Every vector not in the hyperplane $H=\ker(A-I)^2$ is a solution. The analogue in two dimensions would be that if the kernel is $H=\text{Vect}(e_1-e_2)$, then every vector not in the line $H$ is a solution, for example both $e_1$ and $e_2$ are. One sees the two basis vectors are solutions.
Thus, the error (if any) is to think that for a given (strict) vector subspace $W$ of the vector space $V$ there is a unique subset $S$ of $V$ such that $\text{Vect}(S)\oplus W=V$. There are plenty. And there are even plenty of subspaces $U$ such that $U\oplus W=V$, as the 2D example I gave shows.

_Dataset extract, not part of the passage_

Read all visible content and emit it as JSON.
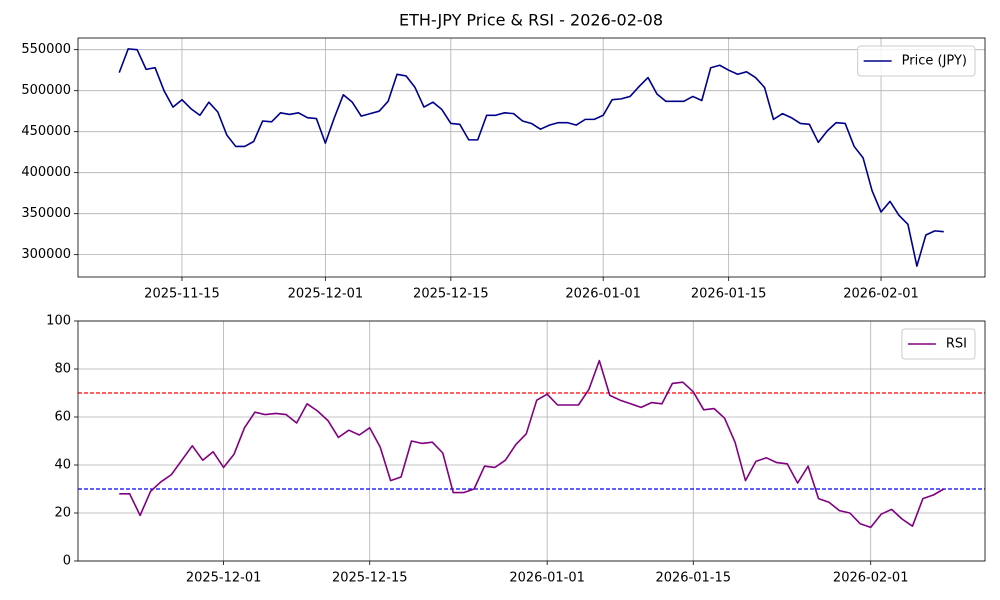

Maybe the origin of the trouble is to confuse the Euclidean space $E=\mathbb R^4$ and the (simple) vector space $V=\mathbb R^4$. The former structure is the latter plus the usual scalar product. The orthogonal supplement of a subspace $W$ of the Euclidean vector space $E=\mathbb R^4$ is indeed unique, in the case at hand it is $\text{Vect}(u)$ with $u=e_1+e_2+e_3+e_4$. But the supplements of subspace $W$ of the vector space $V=\mathbb R^4$ are many.
I see no mistake. Denote your three basis vectors of $\ker(A-I)^2$ as $v_1,v_2,v_3$, with $v_1=(1,-1,0,0)^T$. You can always extend $\{v_1,v_2,v_3\}$ to a basis of $\mathbb{R}^4$ by adding a fourth vector $u\notin{\rm span}\{v_1,v_2,v_3\}$, but then any fifth vector would be a linear combination of $v_1,v_2,v_3$ and $u$. For example, you may add $e_1$ or $e_2$ to $\{v_1,v_2,v_3\}$ to form a basis of $\mathbb{R}^4$, but you cannot add both, because five vectors in $\mathbb{R}^4$ would make a linearly dependent set. (In particular, $e_1-e_2=v_1$.)